2. Protecting Investor Interests: One of SEBI's primary functions is safeguarding investors by enforcing rules that promote transparency, fairness, and disclosure. It monitors and regulates fraudulent activities, ensuring investor protection.
3. Monitoring and Supervision: SEBI monitors and supervises various market participants, including brokers, merchant bankers, mutual funds, and other intermediaries to ensure compliance with regulations and ethical practices.
4. Regulation of Capital Markets: SEBI regulates the capital market by overseeing public issues, ensuring companies adhere to disclosure norms, and maintaining fair practices in securities trading.
5. Policy Formulation: It formulates policies and guidelines concerning various aspects of the securities market, constantly updating and adapting regulations to keep pace with market dynamics.

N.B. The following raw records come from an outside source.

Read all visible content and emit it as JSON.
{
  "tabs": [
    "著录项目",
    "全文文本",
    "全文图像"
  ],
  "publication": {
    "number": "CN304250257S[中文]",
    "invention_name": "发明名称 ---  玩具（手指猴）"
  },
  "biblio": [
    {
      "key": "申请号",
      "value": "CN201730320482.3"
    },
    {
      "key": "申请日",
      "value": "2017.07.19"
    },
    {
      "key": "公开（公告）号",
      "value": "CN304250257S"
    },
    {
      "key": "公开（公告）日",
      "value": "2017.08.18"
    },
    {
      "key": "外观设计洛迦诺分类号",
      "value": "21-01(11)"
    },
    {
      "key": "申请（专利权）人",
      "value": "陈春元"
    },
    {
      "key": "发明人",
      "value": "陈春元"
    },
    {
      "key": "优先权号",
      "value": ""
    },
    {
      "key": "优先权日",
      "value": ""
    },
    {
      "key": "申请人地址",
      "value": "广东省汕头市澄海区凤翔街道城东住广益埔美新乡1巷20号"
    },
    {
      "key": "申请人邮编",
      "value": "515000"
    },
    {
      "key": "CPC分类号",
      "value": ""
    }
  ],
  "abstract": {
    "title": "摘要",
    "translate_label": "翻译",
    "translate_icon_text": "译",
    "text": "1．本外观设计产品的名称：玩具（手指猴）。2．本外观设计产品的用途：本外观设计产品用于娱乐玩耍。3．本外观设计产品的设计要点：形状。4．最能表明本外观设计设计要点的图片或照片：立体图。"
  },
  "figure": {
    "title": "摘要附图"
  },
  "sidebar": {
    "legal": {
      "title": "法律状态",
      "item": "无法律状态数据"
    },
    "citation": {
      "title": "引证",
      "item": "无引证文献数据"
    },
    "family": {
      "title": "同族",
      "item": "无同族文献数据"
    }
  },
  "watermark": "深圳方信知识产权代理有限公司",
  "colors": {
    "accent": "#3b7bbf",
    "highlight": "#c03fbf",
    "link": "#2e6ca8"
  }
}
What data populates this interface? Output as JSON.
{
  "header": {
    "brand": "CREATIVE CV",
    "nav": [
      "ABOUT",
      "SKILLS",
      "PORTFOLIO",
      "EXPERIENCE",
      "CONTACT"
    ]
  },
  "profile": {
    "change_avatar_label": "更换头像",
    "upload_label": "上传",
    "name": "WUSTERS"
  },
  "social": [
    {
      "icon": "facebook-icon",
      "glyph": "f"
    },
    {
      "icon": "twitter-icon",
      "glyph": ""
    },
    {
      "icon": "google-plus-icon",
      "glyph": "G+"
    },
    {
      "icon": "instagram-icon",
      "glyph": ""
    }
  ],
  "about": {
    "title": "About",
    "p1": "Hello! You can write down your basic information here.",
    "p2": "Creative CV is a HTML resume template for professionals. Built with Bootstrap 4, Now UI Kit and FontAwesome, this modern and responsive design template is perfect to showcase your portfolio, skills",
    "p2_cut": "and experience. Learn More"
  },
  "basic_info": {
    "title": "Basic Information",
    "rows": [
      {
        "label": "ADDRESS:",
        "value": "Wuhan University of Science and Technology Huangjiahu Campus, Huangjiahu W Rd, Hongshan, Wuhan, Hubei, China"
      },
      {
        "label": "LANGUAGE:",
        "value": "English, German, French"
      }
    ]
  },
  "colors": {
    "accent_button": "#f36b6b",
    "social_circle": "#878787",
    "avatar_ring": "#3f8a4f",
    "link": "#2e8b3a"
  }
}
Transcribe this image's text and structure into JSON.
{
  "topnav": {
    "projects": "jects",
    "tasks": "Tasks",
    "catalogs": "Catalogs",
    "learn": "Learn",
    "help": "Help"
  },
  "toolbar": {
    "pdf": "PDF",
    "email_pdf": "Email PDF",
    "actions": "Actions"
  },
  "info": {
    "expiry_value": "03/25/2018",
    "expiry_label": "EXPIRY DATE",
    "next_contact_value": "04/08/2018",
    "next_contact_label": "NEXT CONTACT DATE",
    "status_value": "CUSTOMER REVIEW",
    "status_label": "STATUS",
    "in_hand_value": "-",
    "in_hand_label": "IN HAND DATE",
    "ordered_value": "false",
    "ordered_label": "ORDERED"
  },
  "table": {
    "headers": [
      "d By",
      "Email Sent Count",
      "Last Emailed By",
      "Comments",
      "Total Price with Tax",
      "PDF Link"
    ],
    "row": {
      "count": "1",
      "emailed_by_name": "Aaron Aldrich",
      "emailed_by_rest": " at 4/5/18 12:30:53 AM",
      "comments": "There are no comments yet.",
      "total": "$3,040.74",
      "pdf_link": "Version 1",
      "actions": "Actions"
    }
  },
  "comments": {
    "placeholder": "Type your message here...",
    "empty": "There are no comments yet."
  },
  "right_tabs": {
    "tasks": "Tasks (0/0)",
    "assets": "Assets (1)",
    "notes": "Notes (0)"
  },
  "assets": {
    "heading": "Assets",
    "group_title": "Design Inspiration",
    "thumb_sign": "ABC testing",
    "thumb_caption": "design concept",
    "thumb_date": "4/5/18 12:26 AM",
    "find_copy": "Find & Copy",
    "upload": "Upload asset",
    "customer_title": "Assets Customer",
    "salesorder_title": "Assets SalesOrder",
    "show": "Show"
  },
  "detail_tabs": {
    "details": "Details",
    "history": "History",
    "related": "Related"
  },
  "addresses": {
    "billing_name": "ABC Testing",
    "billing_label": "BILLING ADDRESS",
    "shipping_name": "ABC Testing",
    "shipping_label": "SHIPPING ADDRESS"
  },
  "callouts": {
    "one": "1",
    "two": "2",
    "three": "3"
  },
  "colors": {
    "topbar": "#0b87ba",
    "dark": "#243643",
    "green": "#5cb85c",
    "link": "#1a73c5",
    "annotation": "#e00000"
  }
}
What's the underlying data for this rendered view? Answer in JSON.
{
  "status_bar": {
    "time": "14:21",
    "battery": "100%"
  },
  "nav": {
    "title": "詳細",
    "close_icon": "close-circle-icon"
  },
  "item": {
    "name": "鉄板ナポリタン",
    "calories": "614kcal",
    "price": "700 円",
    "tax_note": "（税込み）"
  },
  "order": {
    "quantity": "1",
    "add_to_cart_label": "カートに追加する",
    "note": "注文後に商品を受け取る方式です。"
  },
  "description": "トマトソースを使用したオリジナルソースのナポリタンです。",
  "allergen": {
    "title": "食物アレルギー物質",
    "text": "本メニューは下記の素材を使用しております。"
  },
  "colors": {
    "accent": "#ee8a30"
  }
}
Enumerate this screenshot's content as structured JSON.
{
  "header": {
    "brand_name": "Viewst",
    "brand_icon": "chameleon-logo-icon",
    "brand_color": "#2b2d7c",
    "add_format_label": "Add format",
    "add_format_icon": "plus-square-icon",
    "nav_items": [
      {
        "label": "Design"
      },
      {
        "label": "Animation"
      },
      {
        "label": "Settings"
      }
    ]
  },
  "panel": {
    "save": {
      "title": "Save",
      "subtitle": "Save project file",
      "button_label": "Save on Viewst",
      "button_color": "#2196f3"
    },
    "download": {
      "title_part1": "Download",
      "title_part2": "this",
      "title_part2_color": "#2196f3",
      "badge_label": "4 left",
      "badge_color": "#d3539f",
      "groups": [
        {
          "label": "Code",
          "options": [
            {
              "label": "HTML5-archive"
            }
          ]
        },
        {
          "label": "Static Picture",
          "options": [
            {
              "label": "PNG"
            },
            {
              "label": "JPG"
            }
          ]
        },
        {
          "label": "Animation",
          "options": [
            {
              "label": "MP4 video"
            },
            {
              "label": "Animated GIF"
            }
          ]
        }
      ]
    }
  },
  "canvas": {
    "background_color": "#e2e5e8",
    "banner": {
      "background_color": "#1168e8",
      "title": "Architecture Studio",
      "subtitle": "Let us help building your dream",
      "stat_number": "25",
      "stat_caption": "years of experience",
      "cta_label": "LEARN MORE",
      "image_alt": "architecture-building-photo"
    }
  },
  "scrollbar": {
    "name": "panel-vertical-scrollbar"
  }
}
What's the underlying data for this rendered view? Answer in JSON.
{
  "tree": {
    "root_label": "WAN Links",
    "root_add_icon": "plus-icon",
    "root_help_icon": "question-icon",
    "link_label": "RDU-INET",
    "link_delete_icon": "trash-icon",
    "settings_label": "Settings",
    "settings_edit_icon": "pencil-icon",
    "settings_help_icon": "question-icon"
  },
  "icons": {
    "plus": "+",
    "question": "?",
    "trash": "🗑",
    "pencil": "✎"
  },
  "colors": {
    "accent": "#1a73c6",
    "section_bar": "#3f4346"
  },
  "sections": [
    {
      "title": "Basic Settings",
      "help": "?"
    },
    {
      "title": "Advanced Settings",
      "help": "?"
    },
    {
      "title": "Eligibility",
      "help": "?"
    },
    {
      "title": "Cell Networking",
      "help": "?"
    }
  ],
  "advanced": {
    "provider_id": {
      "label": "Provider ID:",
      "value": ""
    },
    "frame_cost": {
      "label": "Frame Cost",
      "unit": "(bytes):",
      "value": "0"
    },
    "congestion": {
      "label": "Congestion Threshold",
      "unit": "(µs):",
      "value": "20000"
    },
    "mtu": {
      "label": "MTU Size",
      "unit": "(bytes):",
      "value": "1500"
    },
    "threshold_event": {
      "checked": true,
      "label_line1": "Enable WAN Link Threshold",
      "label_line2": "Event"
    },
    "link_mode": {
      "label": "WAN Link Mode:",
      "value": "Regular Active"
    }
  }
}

6. Development of Market: SEBI works towards developing the securities market by introducing new financial instruments, encouraging innovations, and fostering healthy competition among market participants.
7. Educating Investors: It educates investors by conducting investor awareness programs, disseminating information, and promoting financial literacy to empower investors with knowledge about market dynamics and risks.
8. Resolving Disputes: SEBI provides a platform for resolving disputes between market participants through mechanisms such as arbitration and adjudication.